About 10 days ago we told you that a Native American tribe had contacted State Archaeologist, John Doershuk, advising him of a potentially “culturally-significant” site, along the Big Sioux River in Lyon County.
Doershuk, along with state and federal officials, and Sioux Tribal leaders, reportedly toured the site this past Friday. In a report filed over the weekend, Doershuk says the site has significant cultural and historical importance for the Upper Sioux Community, and other Sioux peoples. He says, as a result, the Dakota Access Pipeline should avoid the Native American burial site.
At this point, it’s not clear if Dakota Access will have to make changes to the pipeline’s planned route in order to avoid the Lyon County site.
Meanwhile, the Iowa Utilities Board voted 2-1 today (Monday) to approve an order that would allow Dakota Access to begin building the Bakken oil pipeline.
Board members expressed concern last week that allowing construction would impact their March order approving the construction permit. Attorney David Lynch addressed that issue before the vote.
Board member Nick Wagner said he is satisfied with the order.

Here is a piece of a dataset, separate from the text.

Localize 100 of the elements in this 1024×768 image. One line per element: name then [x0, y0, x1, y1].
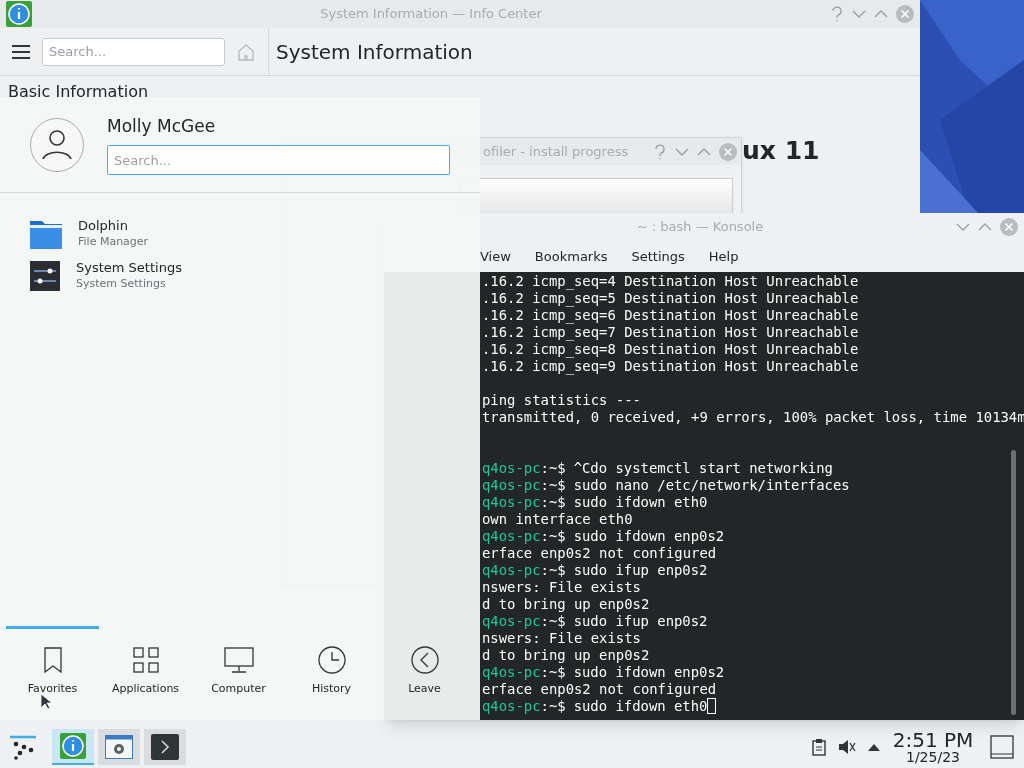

Board chair Geri Huser raised concerns last week that the move would take away the board’s jurisdiction in the case and today said she wouldn’t support it.
Huser did vote against the order, while Wagner and Libby Jacobs voted for the order. The order will allow Dakota Access to start construction in areas not under control of the U-S Army Corps of Engineers. Lynch told the board last week it is believe the Corps will have most of its permit approvals completed by June 16th.
Despite the IUB approval, the Dakota Pipeline project still needs to deal with the State Archaeologist’s opinion regarding Lyon County lands, not to mention that the Sierra Club of Iowa, last week, promised to seek to derail the project in court.